5. A surgical video processing device based on a multimodal large model, characterized in that, include: A determination module is used to determine the surgical video and the original questions associated with the surgical video; The splitting module is used to split the surgical video into multiple video segments with a fixed number of frames; The encoding module is used to encode each of the multiple video segments using a pre-trained video encoder to obtain abstract features; The conversion module is used to convert the spatial dimension of the abstract feature to be consistent with the spatial dimension of the preset multimodal large model through a preset multimodal converter, so as to obtain the processed abstract feature; An embedding module is used to cross-embed the processed abstract features with textual auxiliary descriptions to obtain hybrid abstract features; The output module is used to input the hybrid abstract features and the original question into the preset multimodal large model to obtain the text answer content output by the preset multimodal large model; Before determining the surgical video and the original questions associated with the surgical video, the device is further configured to: A preset video encoder is trained to obtain a pre-trained video encoder, wherein the pre-trained video encoder is used to align the video features of surgical instruments with the text features of surgical instruments. The step of training a preset video encoder to obtain a pre-trained video encoder includes: Obtain surgical video training samples, wherein the surgical video training samples include at least one surgical instrument mark and surgical instrument text features corresponding to the surgical instrument mark; The surgical video training samples are masked by a preset video encoder to obtain masked video training samples. The masked video training samples are encoded by the encoder of the preset video encoder to obtain encoded video training samples; The encoded video training samples are masked and reconstructed using the decoder of the preset video encoder to obtain the video features of surgical instruments. Based on a preset loss function between the video features and text features of the surgical instruments, the preset video encoder is updated to obtain a pre-trained video encoder.

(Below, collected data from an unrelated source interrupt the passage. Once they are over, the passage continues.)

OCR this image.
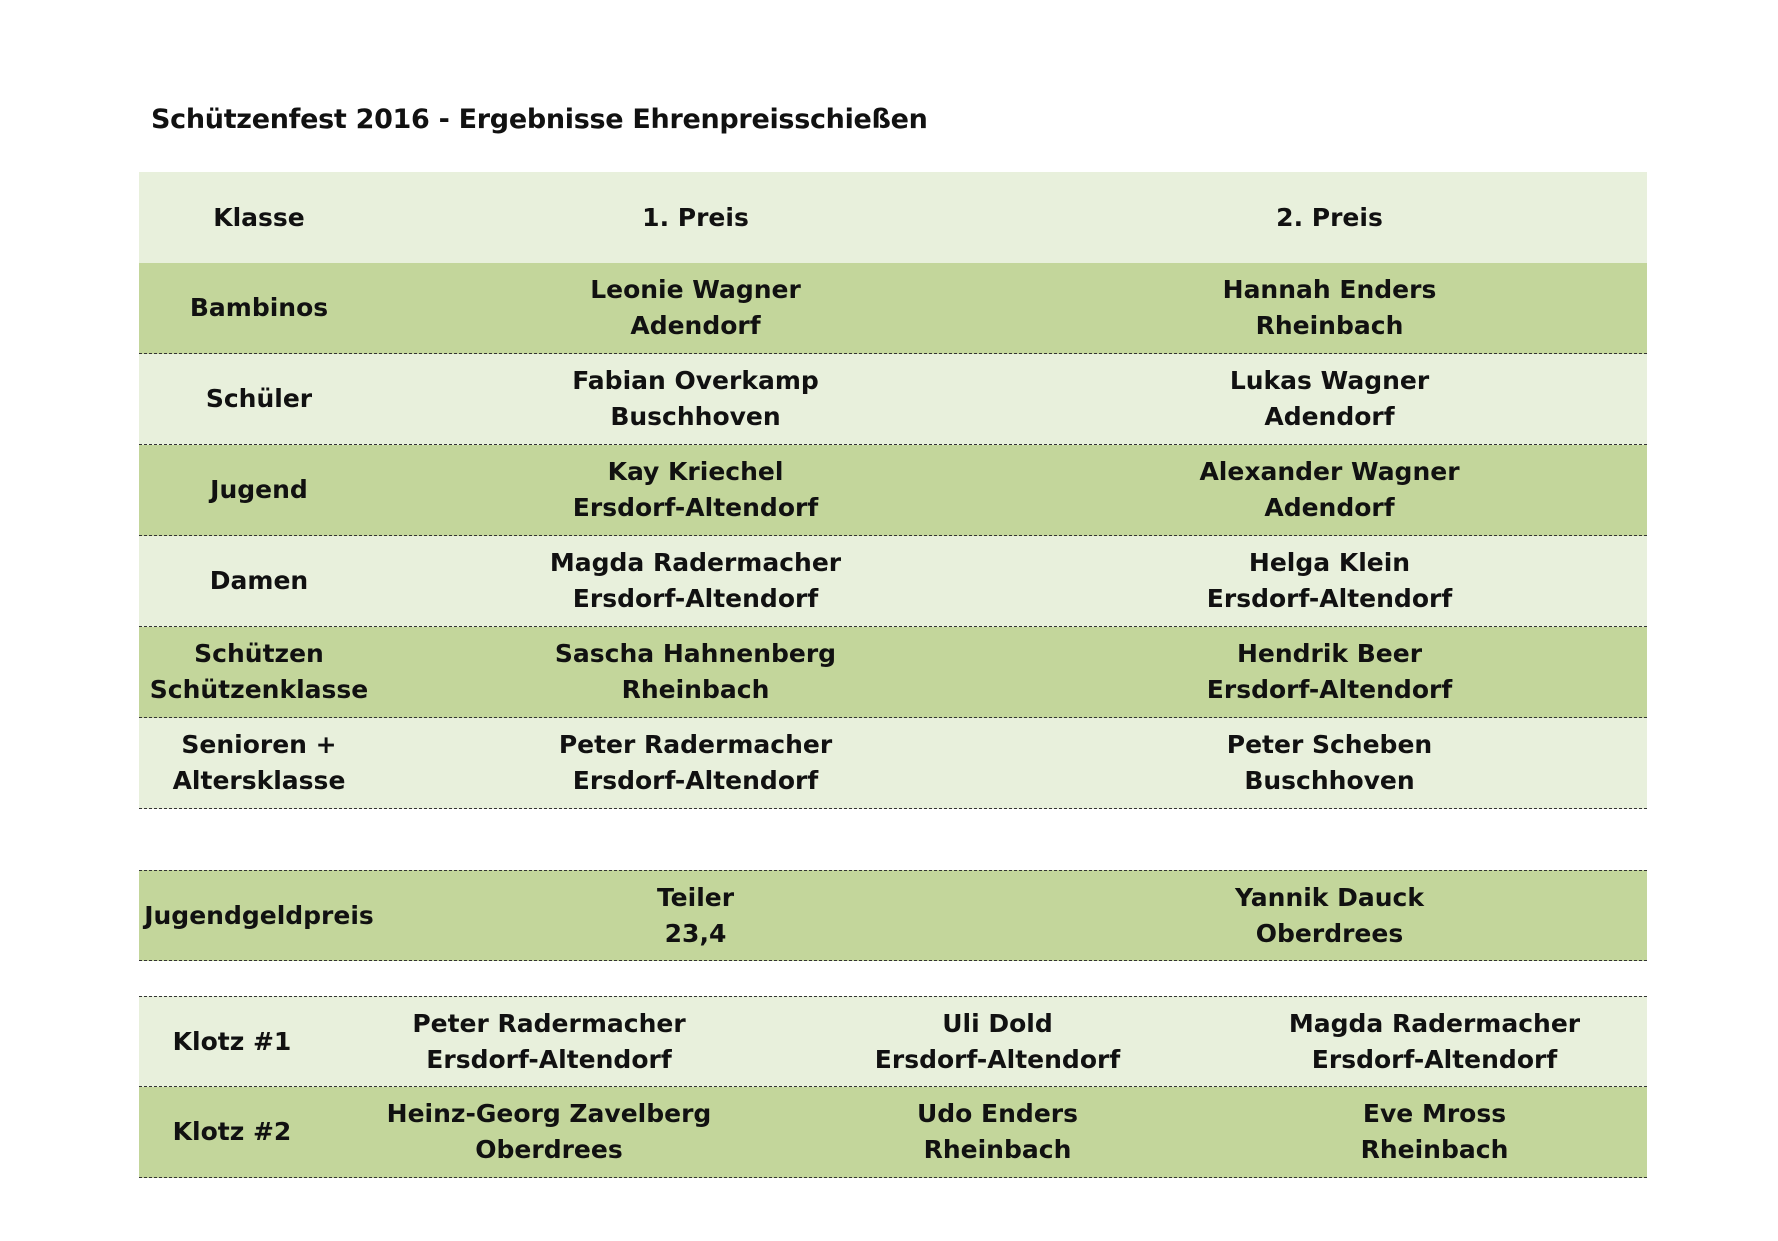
Schützenfest 2016 - Ergebnisse Ehrenpreisschießen
Klasse	1. Preis	2. Preis
Bambinos
Leonie Wagner
Adendorf
Hannah Enders
Rheinbach
Schüler
Fabian Overkamp
Buschhoven
Lukas Wagner
Adendorf
Jugend
Kay Kriechel
Ersdorf-Altendorf
Alexander Wagner
Adendorf
Damen
Magda Radermacher
Ersdorf-Altendorf
Helga Klein
Ersdorf-Altendorf
Schützen
Schützenklasse
Sascha Hahnenberg
Rheinbach
Hendrik Beer
Ersdorf-Altendorf
Senioren +
Altersklasse
Peter Radermacher
Ersdorf-Altendorf
Peter Scheben
Buschhoven
Jugendgeldpreis
Teiler
23,4
Yannik Dauck
Oberdrees
Klotz #1
Peter Radermacher
Ersdorf-Altendorf
Uli Dold
Ersdorf-Altendorf
Magda Radermacher
Ersdorf-Altendorf
Klotz #2
Heinz-Georg Zavelberg
Oberdrees
Udo Enders
Rheinbach
Eve Mross
Rheinbach
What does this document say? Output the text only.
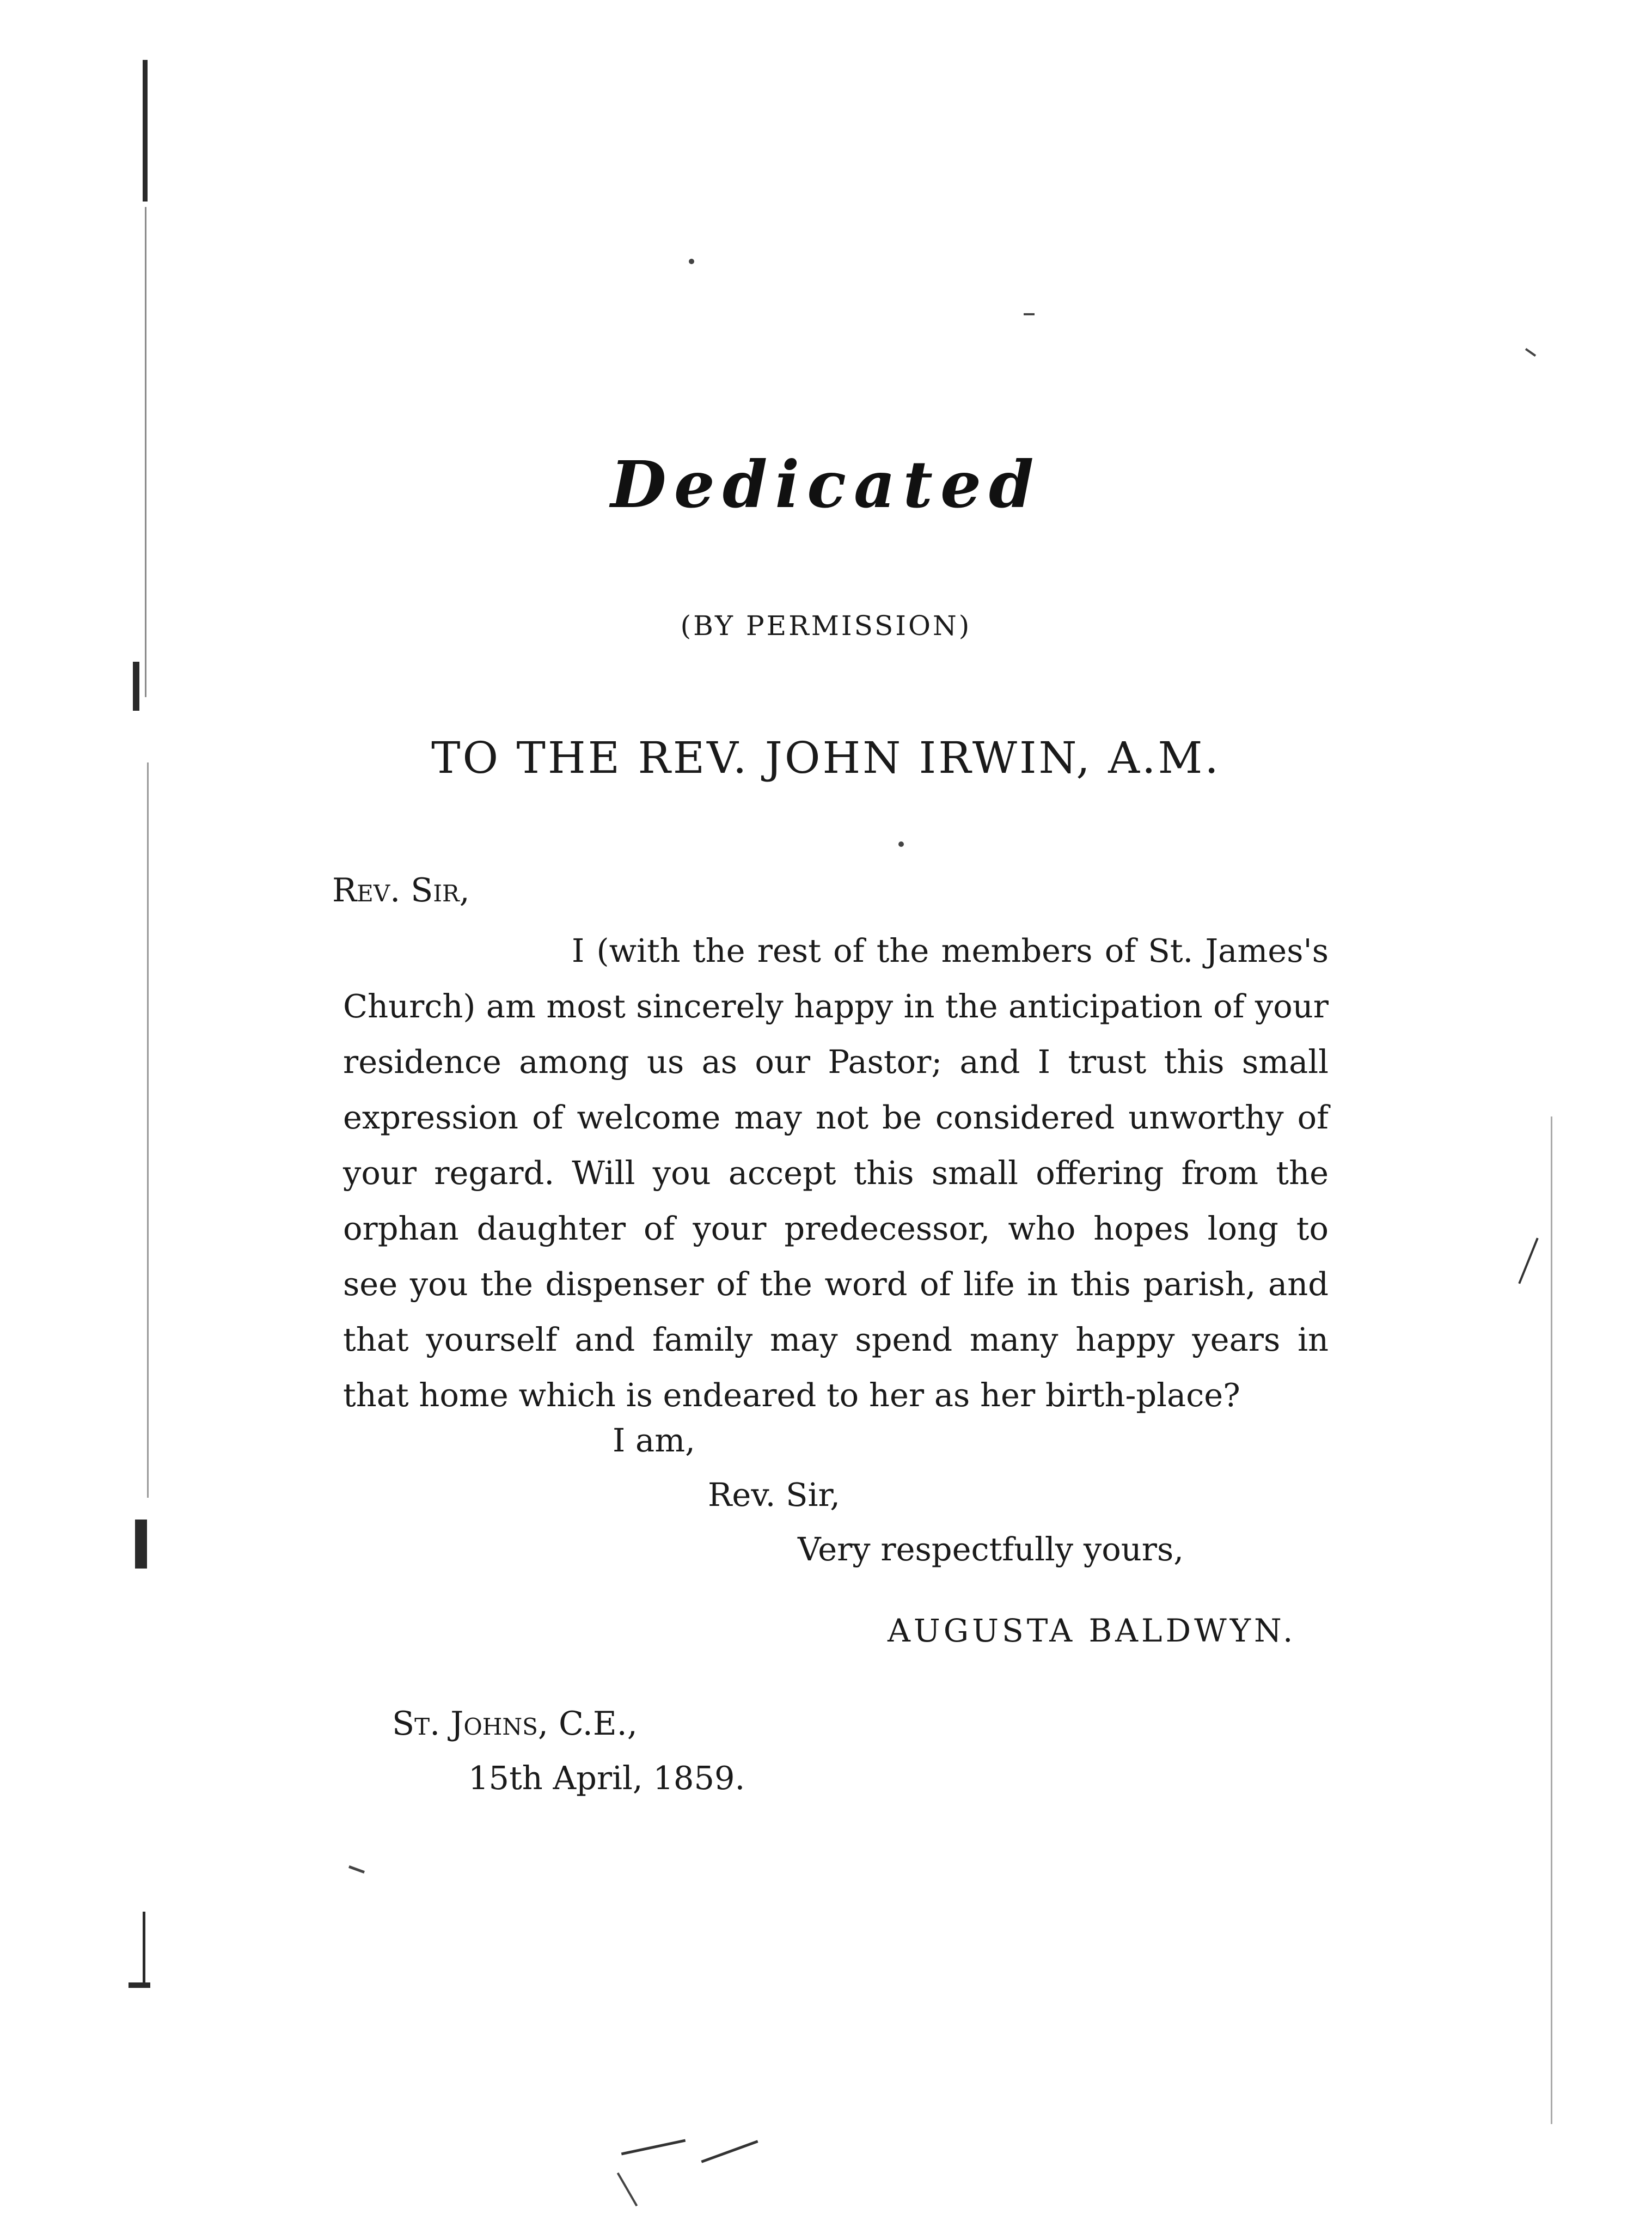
Dedicated
(BY PERMISSION)
TO THE REV. JOHN IRWIN, A.M.
Rev. Sir,

I (with the rest of the members of St. James's Church) am most sincerely happy in the anticipation of your residence among us as our Pastor; and I trust this small expression of welcome may not be considered unworthy of your regard. Will you accept this small offering from the orphan daughter of your predecessor, who hopes long to see you the dispenser of the word of life in this parish, and that yourself and family may spend many happy years in that home which is endeared to her as her birth-place?

I am,
Rev. Sir,
Very respectfully yours,
AUGUSTA BALDWYN.
St. Johns, C.E.,
15th April, 1859.
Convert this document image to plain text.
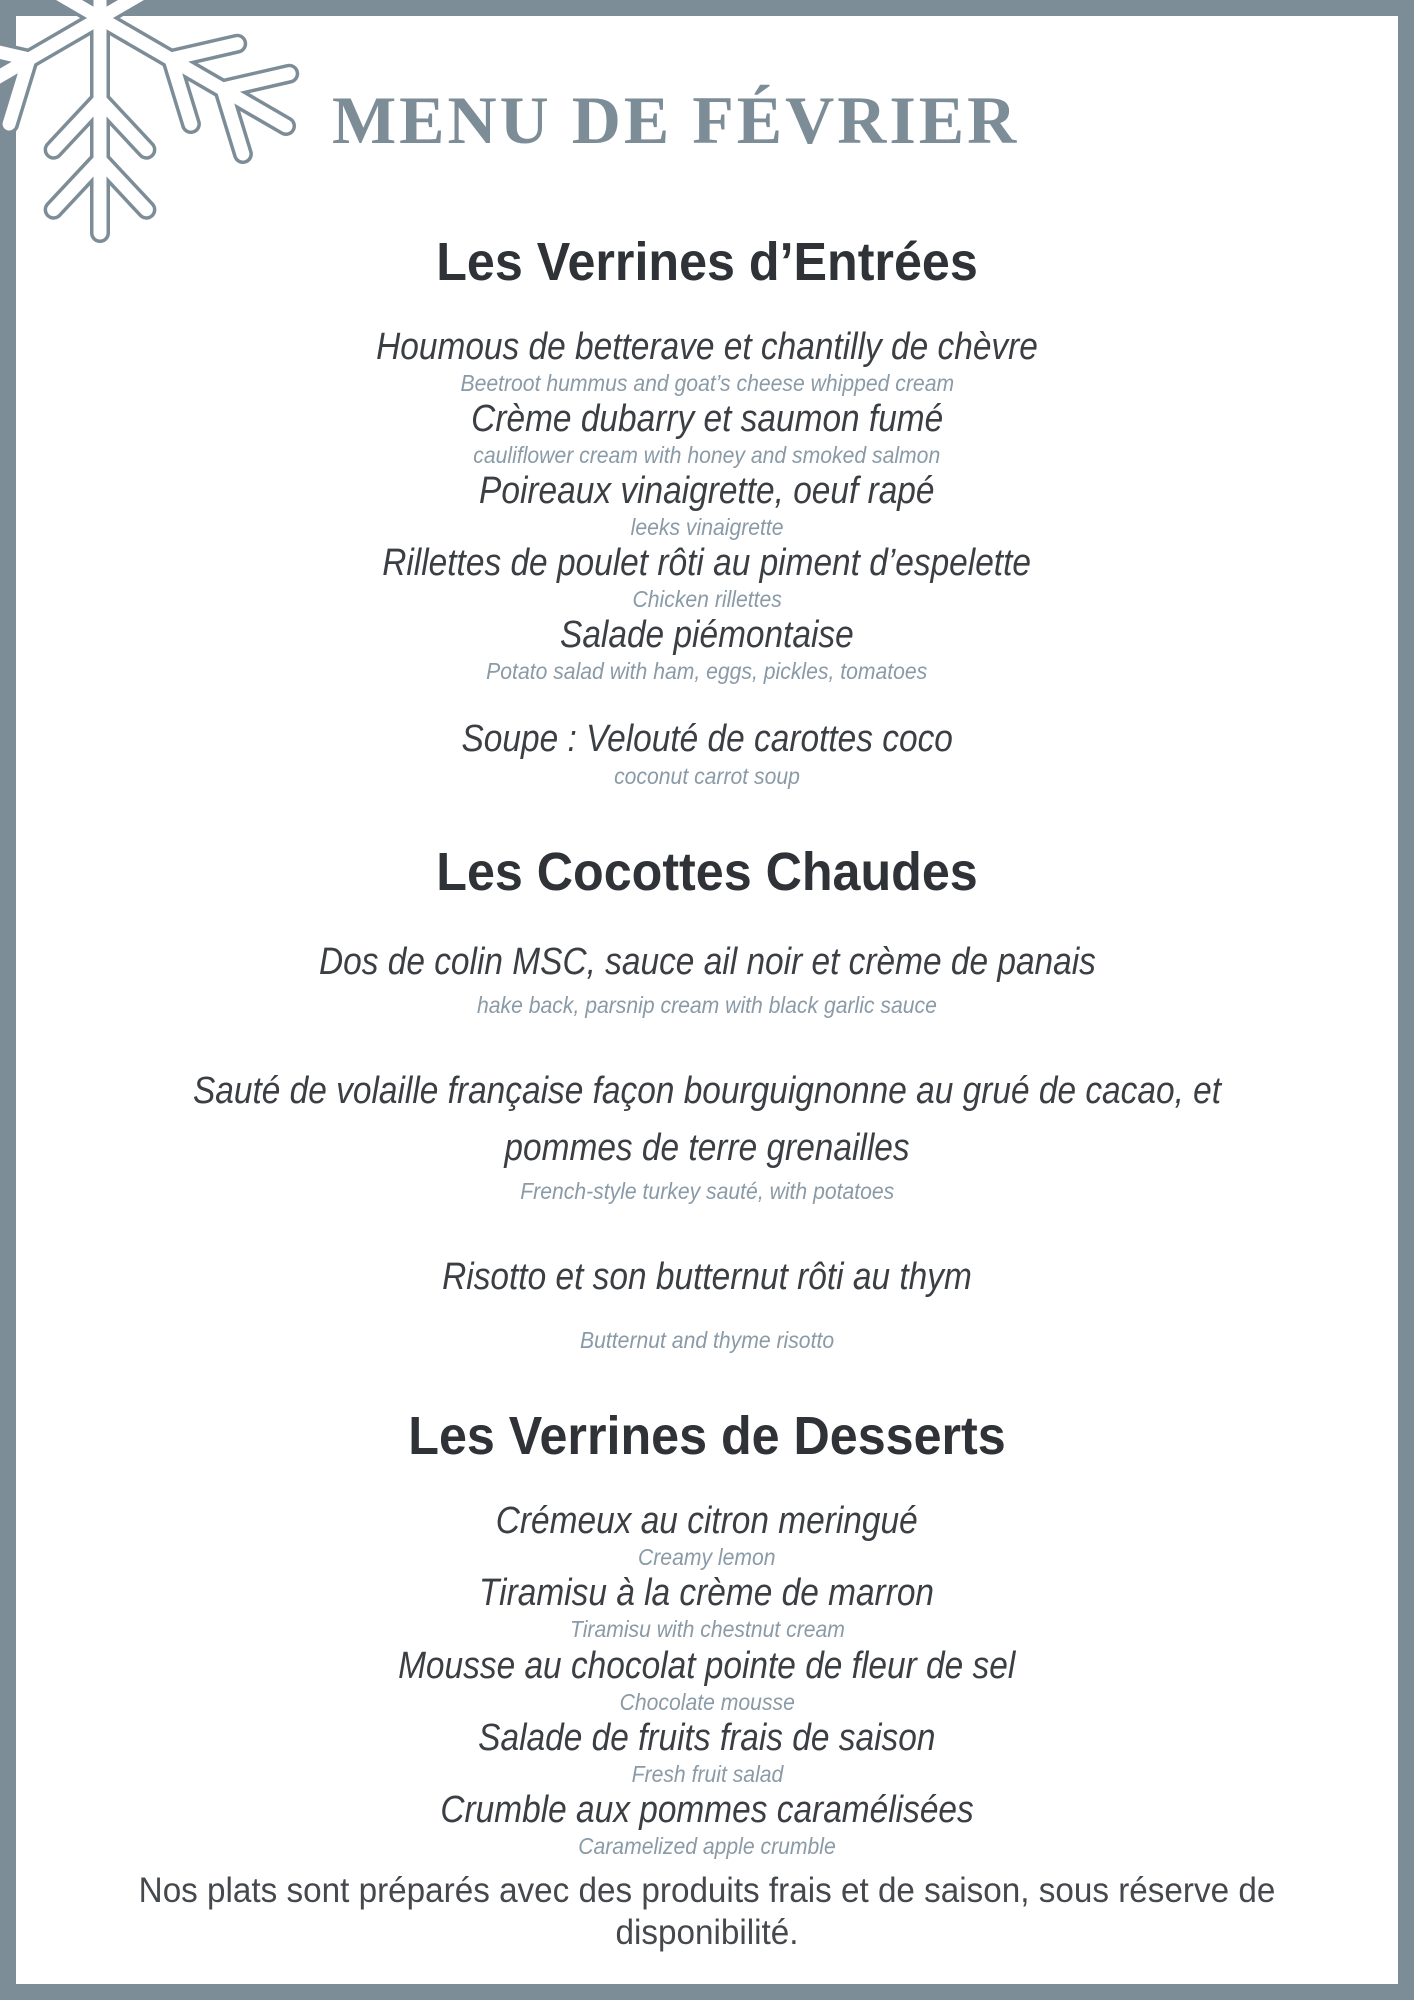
MENU DE FÉVRIER
Les Verrines d’Entrées
Houmous de betterave et chantilly de chèvre
Beetroot hummus and goat’s cheese whipped cream
Crème dubarry et saumon fumé
cauliflower cream with honey and smoked salmon
Poireaux vinaigrette, oeuf rapé
leeks vinaigrette
Rillettes de poulet rôti au piment d’espelette
Chicken rillettes
Salade piémontaise
Potato salad with ham, eggs, pickles, tomatoes
Soupe : Velouté de carottes coco
coconut carrot soup
Les Cocottes Chaudes
Dos de colin MSC, sauce ail noir et crème de panais
hake back, parsnip cream with black garlic sauce
Sauté de volaille française façon bourguignonne au grué de cacao, et pommes de terre grenailles
French-style turkey sauté, with potatoes
Risotto et son butternut rôti au thym
Butternut and thyme risotto
Les Verrines de Desserts
Crémeux au citron meringué
Creamy lemon
Tiramisu à la crème de marron
Tiramisu with chestnut cream
Mousse au chocolat pointe de fleur de sel
Chocolate mousse
Salade de fruits frais de saison
Fresh fruit salad
Crumble aux pommes caramélisées
Caramelized apple crumble
Nos plats sont préparés avec des produits frais et de saison, sous réserve de disponibilité.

6. An electronic device comprising a memory, a processor, and a computer program stored in the memory and executable on the processor, characterized in that, When the processor executes the computer program, it implements the surgical video processing method based on a multimodal large model as described in any one of claims 1 to 4.
7. A non-transitory computer-readable storage medium having a computer program stored thereon, characterized in that, When the computer program is executed by the processor, it implements the surgical video processing method based on a multimodal large model as described in any one of claims 1 to 4.
8. A computer program product, comprising a computer program, characterized in that, When the computer program is executed by the processor, it implements the surgical video processing method based on a multimodal large model as described in any one of claims 1 to 4.